投稿日の昼から謎のテンションで書き上げました

 ある日猫人族(ワーキャット)のブライネは、茶色い猫耳としっぽを項垂れさせて自分の所属するギルドホームで悩んでいた。

 そのしょんぼり具合と裏腹に背後から見つめる仲間たちの鼻息は荒い。


「うう、何を悩んでいるのかしらブライネ」

「ハァハァ、あの萎れた猫耳としっぽ……イイッ!」

「今すぐ抱きしめてモフりたい。でも……」


 恍惚としたとろけるような表情の仲間たちの視線は横へ。

 そこには物凄い剣呑な目付きで彼らを睨むエクセットの姿があった。中堅どころな彼らのギルドではレベルが頭一つ抜きんでた『あの魔女の妹』に尻込みして、ブライネへの手出しを控えているのである。


「ブライネ、行こっ」

「え、あれ。ちょっ、ちょっとどうしたのよっ?」


 エクセットから強引に腕を掴まれ、ブライネがギルドホームの外へと連れ出されていく。

 仲間たちはそれを物欲しそうな眼差しで見送るのであった。






「もーダメだよ。ギルドの中であんな無防備な姿さらしちゃ」

「はぁ?」


 なにやらよくわからない理由でぷりぷりと怒っているエクセットに、頭上へ疑問符を浮かばせるブライネ。

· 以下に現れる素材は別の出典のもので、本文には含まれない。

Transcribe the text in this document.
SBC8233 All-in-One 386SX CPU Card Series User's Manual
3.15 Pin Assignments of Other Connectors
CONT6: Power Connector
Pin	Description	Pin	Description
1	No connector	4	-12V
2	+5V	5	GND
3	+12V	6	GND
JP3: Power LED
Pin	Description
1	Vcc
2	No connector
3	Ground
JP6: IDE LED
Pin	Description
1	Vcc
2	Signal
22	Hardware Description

「何か悩んでいるなら力になるよ。何でも言ってっ! 素材収集でもレベル上げでも」

「うん。エクちゃん、ありがと」


 力こぶを作って見せる友人に笑って頷くブライネは自身の悩みを打ち明けた。


「……えーと、本?」

「うん、そう。レポートの参考にしたい本が高くて買えないの」

「図書館とかは?」

「探したんだけど、近所になくてねえ。通販か本屋にしか無くて悩んでたの」

「うーん……」


 この世界の本はデータで落とすか紙媒体で買うかの二択だが、本屋ともなると完全に人の手を離れている。倉庫かビルにディスプレイの付いた自動販売機という具合だ。もちろん立ち読みなどは出来るはずもなく、本が読みたければ買うしかない。ここまでオート化が進んだのは、通販が普及し過ぎて本屋が儲からなくなったせいである。


 中空を見つめて考え込んでいたエクセットは「あ、そうだ」と呟いて、手をポンと叩いた。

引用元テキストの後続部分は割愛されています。